BED DATA asks: What is Bed time? What is Sick time? When does Sick time become ‘Crip Time’? How do you measure ‘Crip time’? What does it feel like? How to communicate the experience of chronic conditions, chronic fatigue and disabilities to an able-bodied audience?

View from a bedroom out of a door to another room where Ikea Billy shelves are filled with books.

View from a bedroom out of a door to another room where Ikea Billy shelves are filled with books.

Crip is term that has been used historically to stigmatize and oppress disabled and chronically sick people. It has been reclaimed by some people with disabilities and chronic illnesses. Crip Time is in line with ‘Crip theory’ – a concept that came from an essay on Crip Time, by Ellen Samuels. In the essay Samuels quotes her friends Alison Kafer, who says that crip times means: “rather than bend disabled bodies and minds to meet the clock, crip time bends the clock to meet disabled bodies and minds.”

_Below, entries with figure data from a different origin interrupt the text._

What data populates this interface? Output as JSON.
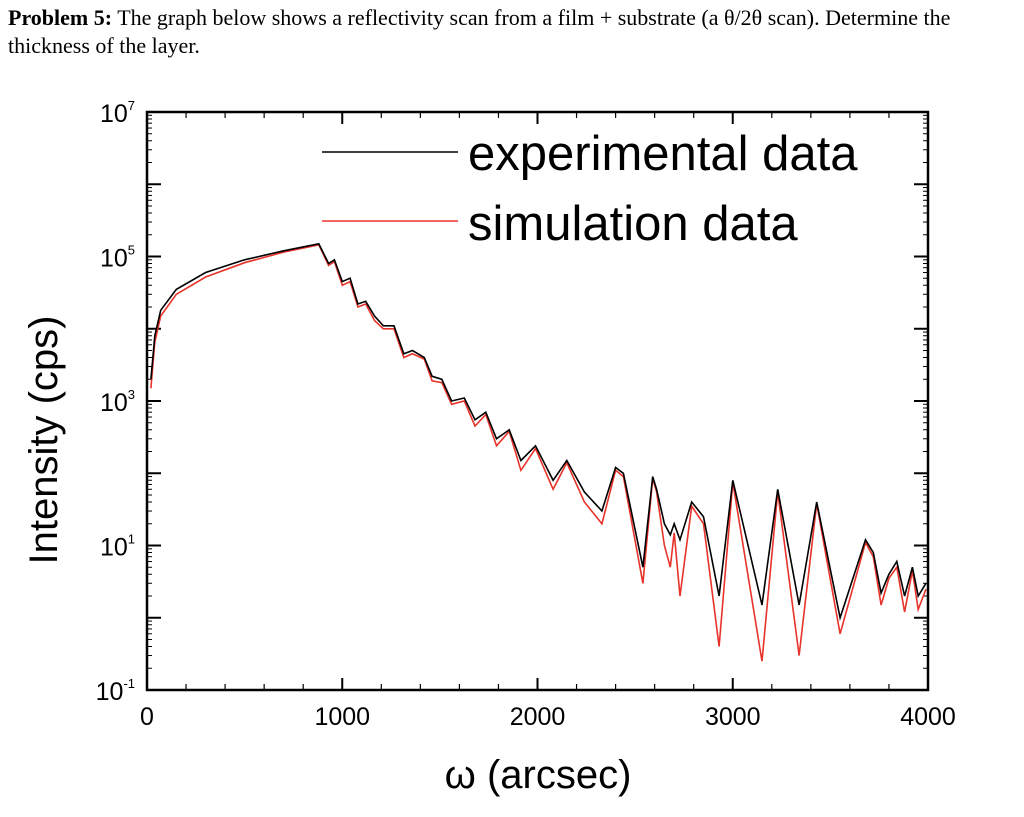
{
  "problem": {
    "label": "Problem 5:",
    "text": "The graph below shows a reflectivity scan from a film + substrate (a θ/2θ scan). Determine the thickness of the layer."
  },
  "colors": {
    "experimental": "#000000",
    "simulation": "#e8332a"
  },
  "chart_data": {
    "type": "line",
    "xlabel": "ω (arcsec)",
    "ylabel": "Intensity (cps)",
    "xlim": [
      0,
      4000
    ],
    "ylim": [
      0.1,
      10000000
    ],
    "yscale": "log",
    "xticks": [
      "0",
      "1000",
      "2000",
      "3000",
      "4000"
    ],
    "yticks": [
      {
        "base": "10",
        "exp": "-1"
      },
      {
        "base": "10",
        "exp": "1"
      },
      {
        "base": "10",
        "exp": "3"
      },
      {
        "base": "10",
        "exp": "5"
      },
      {
        "base": "10",
        "exp": "7"
      }
    ],
    "legend_position": "top-right",
    "series": [
      {
        "name": "experimental data",
        "points": [
          [
            20,
            2000
          ],
          [
            40,
            8000
          ],
          [
            70,
            18000
          ],
          [
            150,
            35000
          ],
          [
            300,
            60000
          ],
          [
            500,
            90000
          ],
          [
            700,
            120000
          ],
          [
            880,
            150000
          ],
          [
            930,
            80000
          ],
          [
            960,
            90000
          ],
          [
            1000,
            45000
          ],
          [
            1040,
            50000
          ],
          [
            1080,
            22000
          ],
          [
            1120,
            24000
          ],
          [
            1165,
            15000
          ],
          [
            1210,
            11000
          ],
          [
            1265,
            11000
          ],
          [
            1315,
            4500
          ],
          [
            1360,
            5000
          ],
          [
            1420,
            4000
          ],
          [
            1460,
            2200
          ],
          [
            1510,
            2000
          ],
          [
            1560,
            1000
          ],
          [
            1625,
            1100
          ],
          [
            1680,
            550
          ],
          [
            1735,
            700
          ],
          [
            1790,
            300
          ],
          [
            1855,
            400
          ],
          [
            1915,
            150
          ],
          [
            1990,
            240
          ],
          [
            2080,
            80
          ],
          [
            2150,
            150
          ],
          [
            2240,
            55
          ],
          [
            2330,
            30
          ],
          [
            2400,
            120
          ],
          [
            2440,
            100
          ],
          [
            2540,
            5
          ],
          [
            2590,
            90
          ],
          [
            2610,
            60
          ],
          [
            2650,
            20
          ],
          [
            2680,
            14
          ],
          [
            2700,
            20
          ],
          [
            2730,
            12
          ],
          [
            2790,
            40
          ],
          [
            2850,
            25
          ],
          [
            2930,
            2
          ],
          [
            3000,
            80
          ],
          [
            3150,
            1.5
          ],
          [
            3230,
            60
          ],
          [
            3340,
            1.5
          ],
          [
            3430,
            40
          ],
          [
            3550,
            1
          ],
          [
            3680,
            12
          ],
          [
            3720,
            8
          ],
          [
            3760,
            2.2
          ],
          [
            3800,
            4
          ],
          [
            3840,
            6
          ],
          [
            3880,
            2
          ],
          [
            3920,
            5
          ],
          [
            3950,
            2
          ],
          [
            3990,
            3
          ]
        ]
      },
      {
        "name": "simulation data",
        "points": [
          [
            20,
            1500
          ],
          [
            40,
            6500
          ],
          [
            70,
            15000
          ],
          [
            150,
            30000
          ],
          [
            300,
            52000
          ],
          [
            500,
            82000
          ],
          [
            700,
            115000
          ],
          [
            880,
            145000
          ],
          [
            930,
            75000
          ],
          [
            960,
            85000
          ],
          [
            1000,
            40000
          ],
          [
            1040,
            45000
          ],
          [
            1080,
            20000
          ],
          [
            1120,
            22000
          ],
          [
            1165,
            13000
          ],
          [
            1210,
            10000
          ],
          [
            1265,
            10000
          ],
          [
            1315,
            4000
          ],
          [
            1360,
            4500
          ],
          [
            1420,
            3800
          ],
          [
            1460,
            1900
          ],
          [
            1510,
            1800
          ],
          [
            1560,
            900
          ],
          [
            1625,
            1000
          ],
          [
            1680,
            450
          ],
          [
            1735,
            650
          ],
          [
            1790,
            240
          ],
          [
            1855,
            380
          ],
          [
            1915,
            110
          ],
          [
            1990,
            220
          ],
          [
            2080,
            60
          ],
          [
            2150,
            140
          ],
          [
            2240,
            40
          ],
          [
            2330,
            20
          ],
          [
            2400,
            110
          ],
          [
            2440,
            90
          ],
          [
            2540,
            3
          ],
          [
            2590,
            85
          ],
          [
            2610,
            55
          ],
          [
            2650,
            10
          ],
          [
            2680,
            5
          ],
          [
            2700,
            15
          ],
          [
            2730,
            2
          ],
          [
            2790,
            35
          ],
          [
            2850,
            20
          ],
          [
            2930,
            0.4
          ],
          [
            3000,
            75
          ],
          [
            3150,
            0.25
          ],
          [
            3230,
            55
          ],
          [
            3340,
            0.3
          ],
          [
            3430,
            38
          ],
          [
            3550,
            0.6
          ],
          [
            3680,
            11
          ],
          [
            3720,
            7
          ],
          [
            3760,
            1.5
          ],
          [
            3800,
            3.5
          ],
          [
            3840,
            5
          ],
          [
            3880,
            1.2
          ],
          [
            3920,
            4.5
          ],
          [
            3950,
            1.3
          ],
          [
            3990,
            2.5
          ]
        ]
      }
    ]
  }
}
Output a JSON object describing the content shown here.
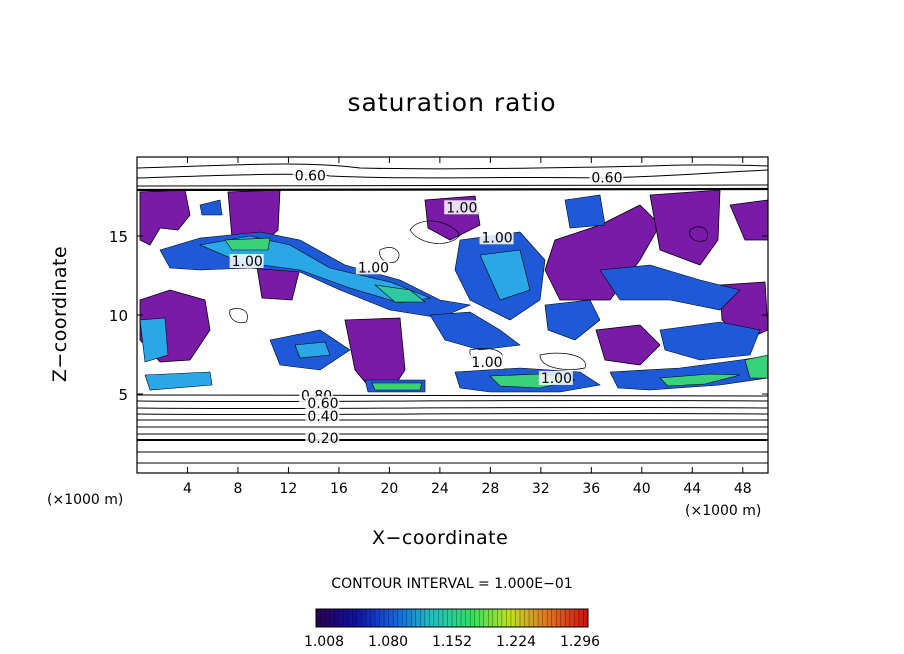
{
  "chart_data": {
    "type": "contour",
    "title": "saturation ratio",
    "xlabel": "X−coordinate",
    "ylabel": "Z−coordinate",
    "x_unit_left": "(×1000 m)",
    "x_unit_right": "(×1000 m)",
    "xlim": [
      0,
      50
    ],
    "ylim": [
      0,
      20
    ],
    "x_ticks": [
      4,
      8,
      12,
      16,
      20,
      24,
      28,
      32,
      36,
      40,
      44,
      48
    ],
    "x_tick_labels": [
      "4",
      "8",
      "12",
      "16",
      "20",
      "24",
      "28",
      "32",
      "36",
      "40",
      "44",
      "48"
    ],
    "y_ticks": [
      5,
      10,
      15
    ],
    "y_tick_labels": [
      "5",
      "10",
      "15"
    ],
    "contour_interval_text": "CONTOUR INTERVAL = 1.000E−01",
    "colorbar": {
      "tick_labels": [
        "1.008",
        "1.080",
        "1.152",
        "1.224",
        "1.296"
      ],
      "colors": [
        "#2a0050",
        "#1010a0",
        "#1560e0",
        "#20c0c0",
        "#30e060",
        "#c0e020",
        "#e07020",
        "#d01010"
      ]
    },
    "contour_labels": [
      {
        "text": "0.60",
        "x": 12.5,
        "y": 18.5
      },
      {
        "text": "0.60",
        "x": 36.0,
        "y": 18.4
      },
      {
        "text": "1.00",
        "x": 24.5,
        "y": 16.5
      },
      {
        "text": "1.00",
        "x": 27.3,
        "y": 14.6
      },
      {
        "text": "1.00",
        "x": 7.5,
        "y": 13.1
      },
      {
        "text": "1.00",
        "x": 17.5,
        "y": 12.7
      },
      {
        "text": "1.00",
        "x": 26.5,
        "y": 6.7
      },
      {
        "text": "1.00",
        "x": 32.0,
        "y": 5.7
      },
      {
        "text": "0.80",
        "x": 13.0,
        "y": 4.6
      },
      {
        "text": "0.60",
        "x": 13.5,
        "y": 4.1
      },
      {
        "text": "0.40",
        "x": 13.5,
        "y": 3.3
      },
      {
        "text": "0.20",
        "x": 13.5,
        "y": 1.9
      }
    ],
    "legend_position": "bottom"
  }
}
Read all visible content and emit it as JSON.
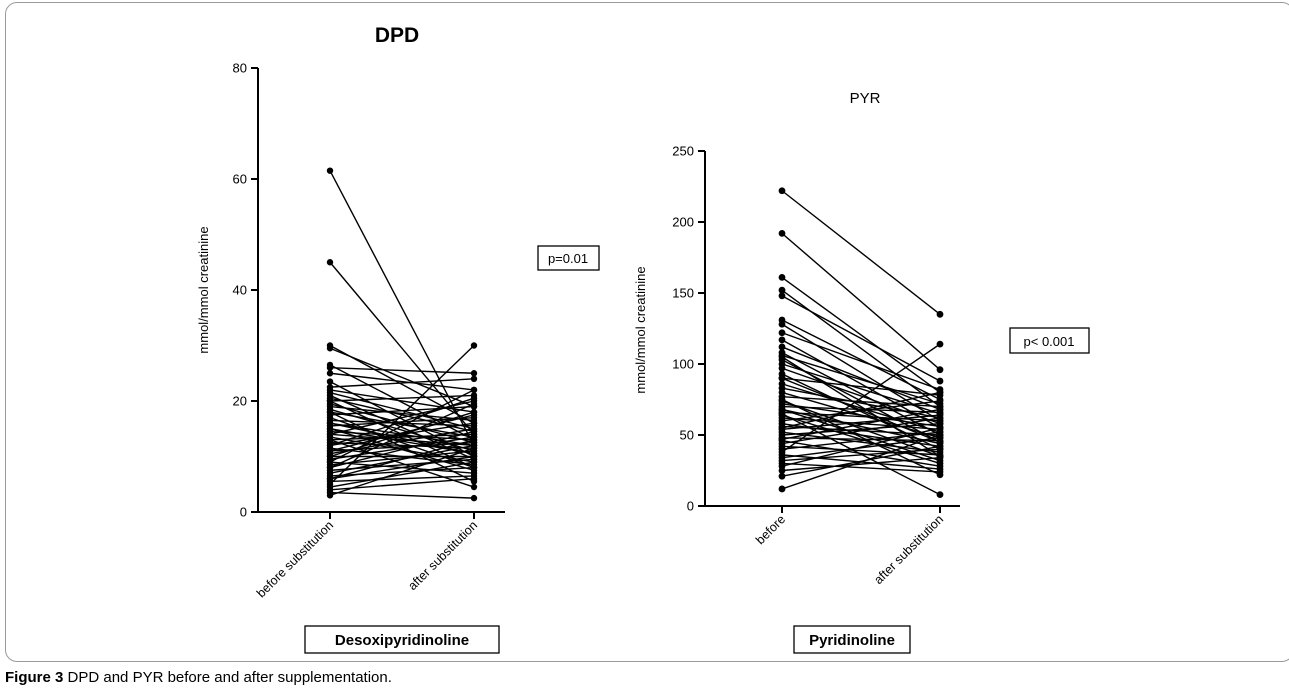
{
  "caption": {
    "label": "Figure 3",
    "text": "DPD and PYR before and after supplementation."
  },
  "chart_data": [
    {
      "type": "line",
      "title": "DPD",
      "ylabel": "mmol/mmol creatinine",
      "ylim": [
        0,
        80
      ],
      "yticks": [
        "0",
        "20",
        "40",
        "60",
        "80"
      ],
      "categories": [
        "before substitution",
        "after substitution"
      ],
      "annotation": "p=0.01",
      "group_label": "Desoxipyridinoline",
      "pairs": [
        [
          61.5,
          12
        ],
        [
          45,
          14
        ],
        [
          30,
          16
        ],
        [
          29.5,
          19
        ],
        [
          26.5,
          13
        ],
        [
          26,
          25
        ],
        [
          25,
          22
        ],
        [
          23.5,
          10
        ],
        [
          22.5,
          24
        ],
        [
          22,
          18
        ],
        [
          21.5,
          15
        ],
        [
          21,
          9.5
        ],
        [
          20.5,
          14.5
        ],
        [
          20,
          21
        ],
        [
          19.5,
          12.5
        ],
        [
          19,
          16.5
        ],
        [
          18.5,
          11
        ],
        [
          18,
          13.5
        ],
        [
          17.5,
          19
        ],
        [
          17,
          8
        ],
        [
          16.5,
          15.5
        ],
        [
          16,
          12
        ],
        [
          15.5,
          17
        ],
        [
          15,
          10.5
        ],
        [
          14.5,
          13
        ],
        [
          14,
          20
        ],
        [
          13.5,
          9
        ],
        [
          13,
          14
        ],
        [
          12.5,
          11.5
        ],
        [
          12,
          16
        ],
        [
          11.5,
          8.5
        ],
        [
          11,
          12.5
        ],
        [
          10.5,
          15
        ],
        [
          10,
          10
        ],
        [
          9.5,
          13.5
        ],
        [
          9,
          7
        ],
        [
          8.5,
          11
        ],
        [
          8,
          14.5
        ],
        [
          7.5,
          9.5
        ],
        [
          7,
          12
        ],
        [
          6.5,
          8
        ],
        [
          6,
          10
        ],
        [
          5.5,
          6.5
        ],
        [
          5,
          30
        ],
        [
          4.5,
          9
        ],
        [
          4,
          6
        ],
        [
          3.5,
          2.5
        ],
        [
          3,
          11.5
        ],
        [
          12,
          20.5
        ],
        [
          10,
          18
        ],
        [
          15,
          7.5
        ],
        [
          18,
          5.5
        ],
        [
          9,
          22
        ],
        [
          11,
          17.5
        ],
        [
          13,
          4.5
        ],
        [
          8,
          19.5
        ],
        [
          20,
          8
        ],
        [
          14,
          12
        ],
        [
          16,
          10.5
        ],
        [
          6,
          13
        ]
      ]
    },
    {
      "type": "line",
      "title": "PYR",
      "ylabel": "mmol/mmol creatinine",
      "ylim": [
        0,
        250
      ],
      "yticks": [
        "0",
        "50",
        "100",
        "150",
        "200",
        "250"
      ],
      "categories": [
        "before",
        "after substitution"
      ],
      "annotation": "p< 0.001",
      "group_label": "Pyridinoline",
      "pairs": [
        [
          222,
          135
        ],
        [
          192,
          96
        ],
        [
          161,
          80
        ],
        [
          152,
          70
        ],
        [
          148,
          88
        ],
        [
          131,
          75
        ],
        [
          128,
          60
        ],
        [
          122,
          82
        ],
        [
          117,
          55
        ],
        [
          112,
          68
        ],
        [
          108,
          50
        ],
        [
          106,
          72
        ],
        [
          103,
          45
        ],
        [
          100,
          65
        ],
        [
          97,
          58
        ],
        [
          93,
          40
        ],
        [
          90,
          78
        ],
        [
          86,
          52
        ],
        [
          83,
          62
        ],
        [
          80,
          48
        ],
        [
          77,
          70
        ],
        [
          74,
          35
        ],
        [
          72,
          56
        ],
        [
          70,
          66
        ],
        [
          68,
          44
        ],
        [
          66,
          60
        ],
        [
          64,
          30
        ],
        [
          62,
          54
        ],
        [
          60,
          74
        ],
        [
          58,
          42
        ],
        [
          56,
          50
        ],
        [
          54,
          64
        ],
        [
          52,
          38
        ],
        [
          50,
          58
        ],
        [
          48,
          46
        ],
        [
          46,
          28
        ],
        [
          44,
          62
        ],
        [
          42,
          36
        ],
        [
          40,
          52
        ],
        [
          38,
          114
        ],
        [
          36,
          26
        ],
        [
          34,
          48
        ],
        [
          32,
          40
        ],
        [
          30,
          24
        ],
        [
          28,
          55
        ],
        [
          25,
          34
        ],
        [
          21,
          42
        ],
        [
          12,
          50
        ],
        [
          65,
          8
        ],
        [
          90,
          45
        ],
        [
          75,
          22
        ],
        [
          55,
          80
        ],
        [
          105,
          35
        ],
        [
          47,
          68
        ],
        [
          68,
          32
        ]
      ]
    }
  ]
}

People with long-term, chronic illness and disabilities and neurodivergent people often experience time and space differently than non-atypical people. As their needs and abilities change over time, so does their perception of time.

Collage of six photos of bed view through the doorway, taken at different times of day.

Collage of six photos of bed view through the doorway, taken at different times of day.

One day we may be able to write. Another day we cannot face the light or make it to the bathroom or kitchen without a great deal of effort. Another day we can be overcome with excruciating physical pain, or have difficulty breathing or standing. After days of being very unwell, it can feel like we are dreaming. Stuck in a dream. It can be bewildering and isolating or peaceful and contemplative. Every day is different, and moments can stretch with the changing light, or slip away into seasons.

Chronic illness shapes crip time, – everyone has a constantly changing experience of Crip time. People with neuro-divergency can overestimate the time it would take to perform a task, or get lost for many hours in hyperfocus.

Bed time is a project that explores different ways to map and visualize one person’s experience of time. Using photography, audio, video, paper and pencil, and health data (sleep, heart, steps, etc.) movement is documented and data mapped according to given representations of linear time and measurements.

For example, some of the process includes stop motion photography and photographs taken at regular intervals in linear time being sampled; activity and the changing light create changes in colour and hue. The final pattern is mapped as measuring tape. This produces a physical object that described how the intensity of passing time is experienced unevenly. The tape represents ‘linear, ticking time’. The video stills are montaged into a short video where the visual blur and color show time through a ‘crip theory’ lens.

Work in progress.

Long brown hair on cotton sheets with a pastel floral pattern in natural light.

Long brown hair on cotton sheets with a pastel floral pattern in natural light.